Throughout the interview, Rosita Milesi reaffirms the central role of education, reception, and collective action. She emphasizes that refugees, migrants, and displaced persons should not be seen as passive victims, but as rights-holders and agents of transformation

Her statement—“the path is made by walking, quoting the Spanish poet Antonio Machado ”—runs throughout the publication and serves as a guiding principle for the project it inspires..

Climate Justice and Human Mobility

Inspiration that Drives Action

The video “Climate Justice and Human Mobility” presents a visual journey through interconnected worlds. The narrative begins in a tropical forest where life thrives in dynamic balance—a riverside family navigates canoes, monkeys gather fruit, butterflies dance over reflective waters, and nature exists in its fullness.

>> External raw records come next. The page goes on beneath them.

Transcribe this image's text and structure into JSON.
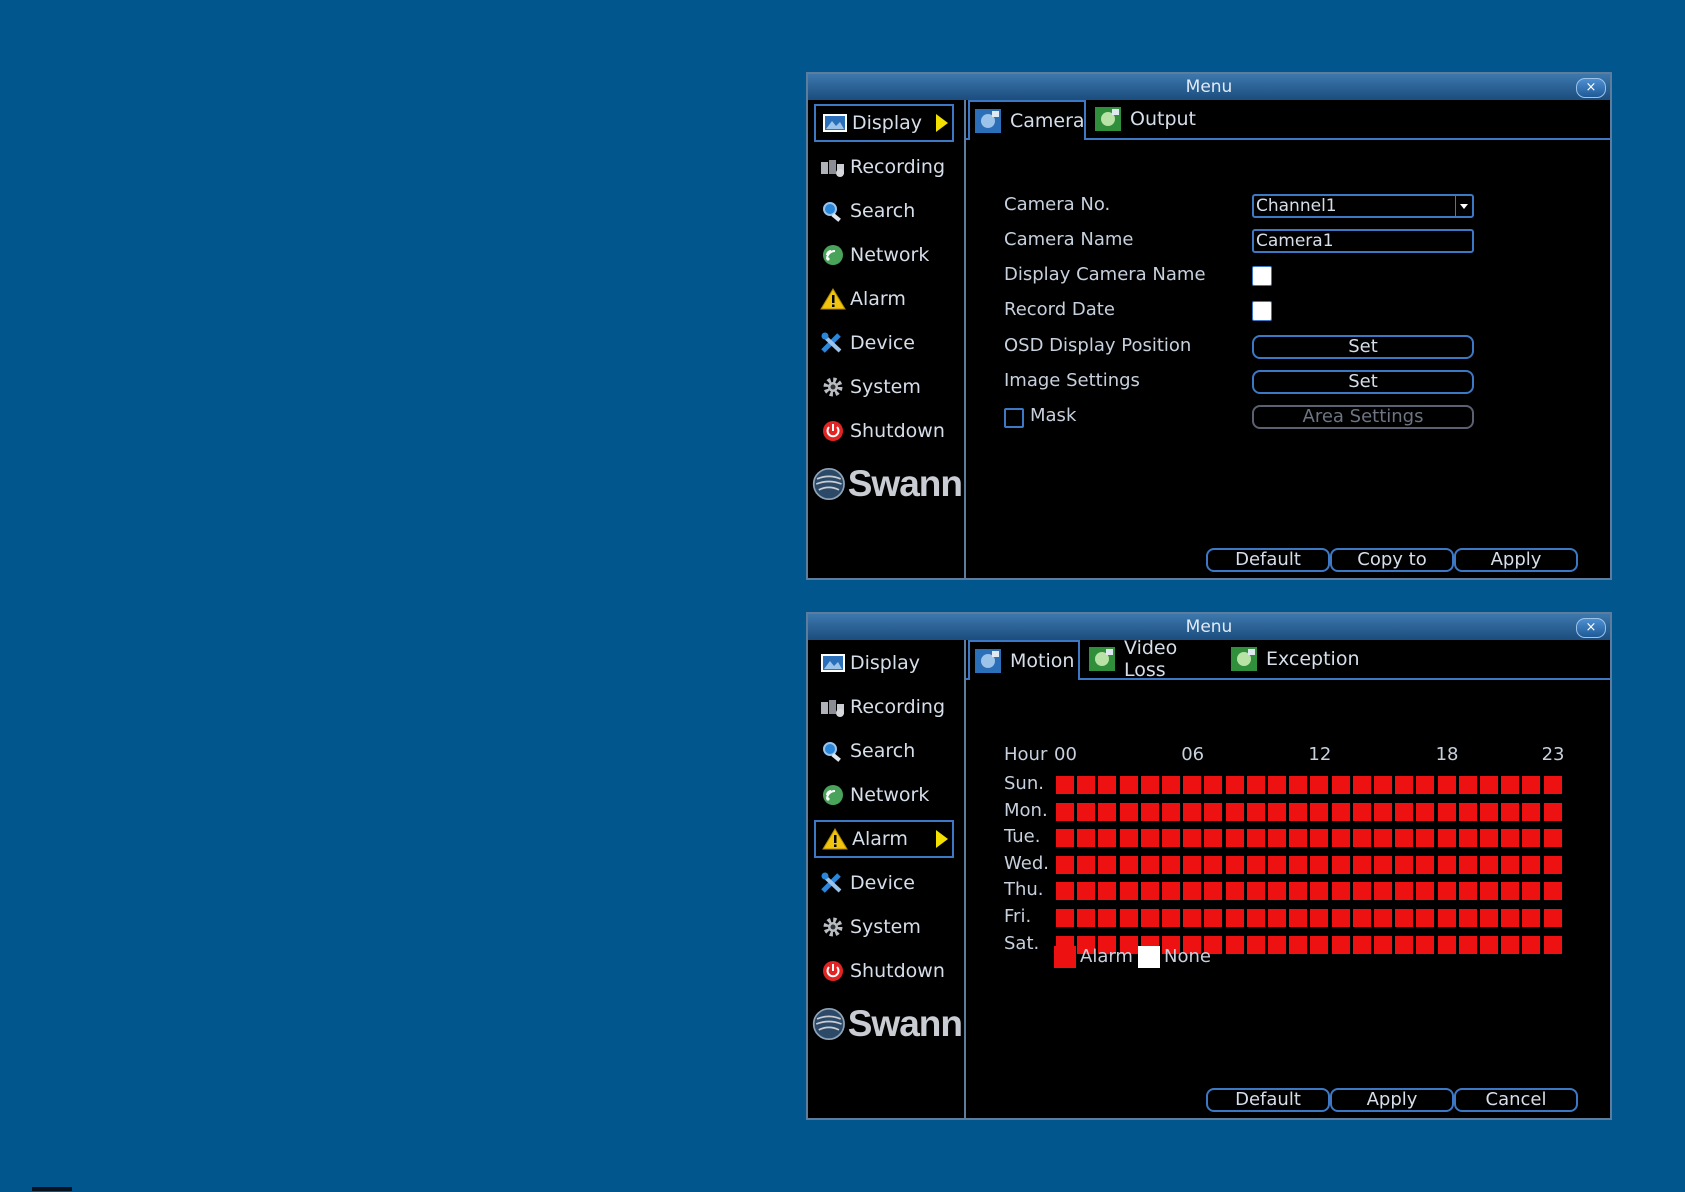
{
  "window1": {
    "title": "Menu",
    "close": "×",
    "sidebar": [
      {
        "label": "Display",
        "icon": "display-icon",
        "active": true
      },
      {
        "label": "Recording",
        "icon": "recording-icon",
        "active": false
      },
      {
        "label": "Search",
        "icon": "search-icon",
        "active": false
      },
      {
        "label": "Network",
        "icon": "network-icon",
        "active": false
      },
      {
        "label": "Alarm",
        "icon": "alarm-icon",
        "active": false
      },
      {
        "label": "Device",
        "icon": "device-icon",
        "active": false
      },
      {
        "label": "System",
        "icon": "system-icon",
        "active": false
      },
      {
        "label": "Shutdown",
        "icon": "shutdown-icon",
        "active": false
      }
    ],
    "logo": "Swann",
    "tabs": [
      {
        "label": "Camera",
        "active": true
      },
      {
        "label": "Output",
        "active": false
      }
    ],
    "form": {
      "camera_no_label": "Camera No.",
      "camera_no_value": "Channel1",
      "camera_name_label": "Camera Name",
      "camera_name_value": "Camera1",
      "display_camera_name_label": "Display Camera Name",
      "record_date_label": "Record Date",
      "osd_label": "OSD Display Position",
      "osd_button": "Set",
      "image_settings_label": "Image Settings",
      "image_settings_button": "Set",
      "mask_label": "Mask",
      "area_settings_button": "Area Settings"
    },
    "footer": {
      "default": "Default",
      "copy_to": "Copy to",
      "apply": "Apply"
    }
  },
  "window2": {
    "title": "Menu",
    "close": "×",
    "sidebar": [
      {
        "label": "Display",
        "icon": "display-icon",
        "active": false
      },
      {
        "label": "Recording",
        "icon": "recording-icon",
        "active": false
      },
      {
        "label": "Search",
        "icon": "search-icon",
        "active": false
      },
      {
        "label": "Network",
        "icon": "network-icon",
        "active": false
      },
      {
        "label": "Alarm",
        "icon": "alarm-icon",
        "active": true
      },
      {
        "label": "Device",
        "icon": "device-icon",
        "active": false
      },
      {
        "label": "System",
        "icon": "system-icon",
        "active": false
      },
      {
        "label": "Shutdown",
        "icon": "shutdown-icon",
        "active": false
      }
    ],
    "logo": "Swann",
    "tabs": [
      {
        "label": "Motion",
        "active": true
      },
      {
        "label": "Video Loss",
        "active": false
      },
      {
        "label": "Exception",
        "active": false
      }
    ],
    "schedule": {
      "hour_label": "Hour",
      "hour_ticks": [
        {
          "label": "00",
          "hour": 0
        },
        {
          "label": "06",
          "hour": 6
        },
        {
          "label": "12",
          "hour": 12
        },
        {
          "label": "18",
          "hour": 18
        },
        {
          "label": "23",
          "hour": 23
        }
      ],
      "days": [
        "Sun.",
        "Mon.",
        "Tue.",
        "Wed.",
        "Thu.",
        "Fri.",
        "Sat."
      ],
      "hours_per_day": 24,
      "state": "alarm",
      "alarm_color": "#ee1111",
      "none_color": "#ffffff"
    },
    "legend": {
      "alarm": "Alarm",
      "none": "None"
    },
    "footer": {
      "default": "Default",
      "apply": "Apply",
      "cancel": "Cancel"
    }
  }
}
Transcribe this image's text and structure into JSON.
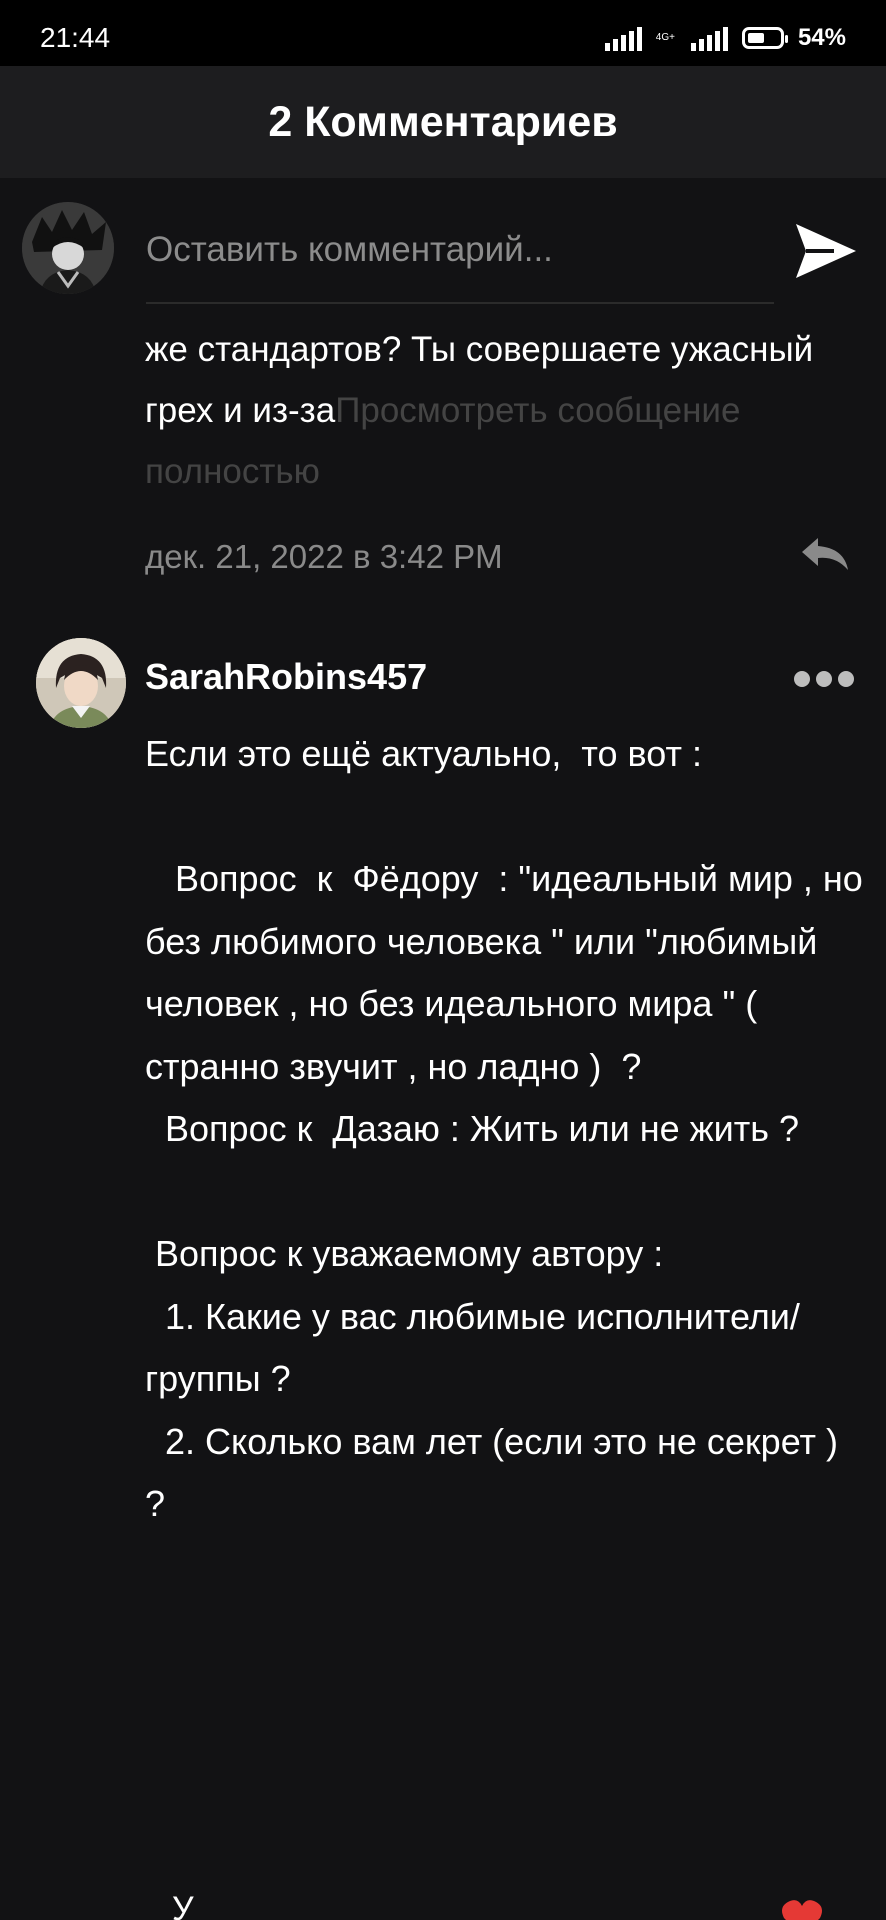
{
  "status_bar": {
    "time": "21:44",
    "network_label": "4G+",
    "battery_percent_text": "54%",
    "battery_level": 0.54
  },
  "header": {
    "title": "2 Комментариев"
  },
  "comment_input": {
    "placeholder": "Оставить комментарий..."
  },
  "previous_comment": {
    "body_partial": "же стандартов? Ты совершаете ужасный грех и из-за",
    "expand_label": "Просмотреть сообщение полностью",
    "date": "дек. 21, 2022 в 3:42 PM"
  },
  "comment": {
    "author": "SarahRobins457",
    "body": "Если это ещё актуально,  то вот :\n\n   Вопрос  к  Фёдору  : \"идеальный мир , но без любимого человека \" или \"любимый человек , но без идеального мира \" ( странно звучит , но ладно )  ?\n  Вопрос к  Дазаю : Жить или не жить ?\n\n Вопрос к уважаемому автору :\n  1. Какие у вас любимые исполнители/группы ?\n  2. Сколько вам лет (если это не секрет ) ?"
  },
  "next_item_partial": {
    "text": "У"
  },
  "colors": {
    "background": "#121214",
    "header_background": "#1d1d1f",
    "text_primary": "#ffffff",
    "text_secondary": "#8a8a8a",
    "heart": "#e53935"
  }
}
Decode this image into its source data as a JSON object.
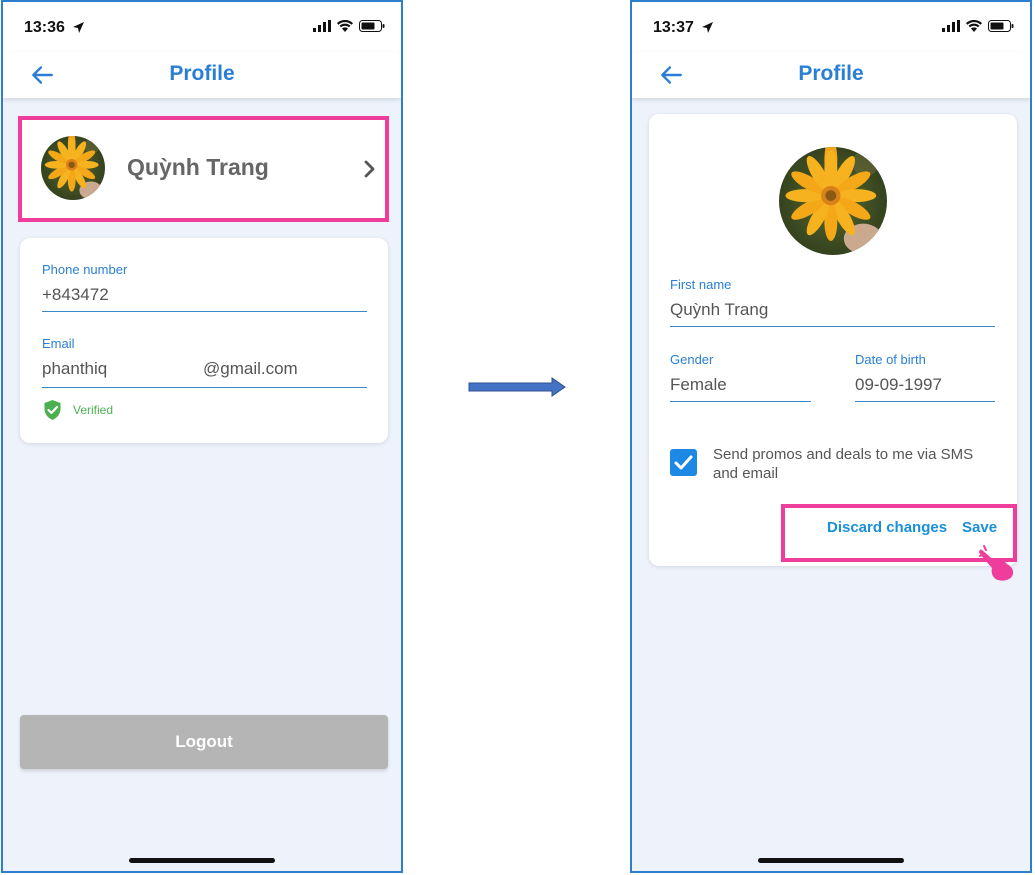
{
  "left_screen": {
    "status": {
      "time": "13:36"
    },
    "header": {
      "title": "Profile"
    },
    "profile_summary": {
      "name": "Quỳnh Trang"
    },
    "contact": {
      "phone_label": "Phone number",
      "phone_value": "+843472",
      "email_label": "Email",
      "email_local": "phanthiq",
      "email_domain": "@gmail.com",
      "verified_label": "Verified"
    },
    "logout_label": "Logout"
  },
  "right_screen": {
    "status": {
      "time": "13:37"
    },
    "header": {
      "title": "Profile"
    },
    "form": {
      "first_name_label": "First name",
      "first_name_value": "Quỳnh Trang",
      "gender_label": "Gender",
      "gender_value": "Female",
      "dob_label": "Date of birth",
      "dob_value": "09-09-1997",
      "promo_line1": "Send promos and deals to me via SMS",
      "promo_line2": "and email",
      "promo_checked": true
    },
    "actions": {
      "discard_label": "Discard changes",
      "save_label": "Save"
    }
  },
  "colors": {
    "accent": "#2a7fd4",
    "highlight": "#ee3d9a",
    "verified": "#4caf50",
    "checkbox": "#1e88e5",
    "logout_bg": "#b5b5b5",
    "flow_arrow": "#3f6fbf"
  },
  "icons": [
    "back-arrow-icon",
    "location-arrow-icon",
    "signal-icon",
    "wifi-icon",
    "battery-icon",
    "chevron-right-icon",
    "shield-check-icon",
    "checkmark-icon",
    "pointing-hand-icon",
    "flow-arrow-icon"
  ]
}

This harmony is abruptly disrupted by deforestation, transforming living trees into commodities, intact forests into barren landscapes, and community hope into forced displacement.

Each subsequent scene reveals the interconnected nature of exploitation: trees cut in remote areas feed industrial production in polluted cities; deforestation that enriches a few generates drought that displaces many; and extractive systems drive the climate changes that devastate entire communities.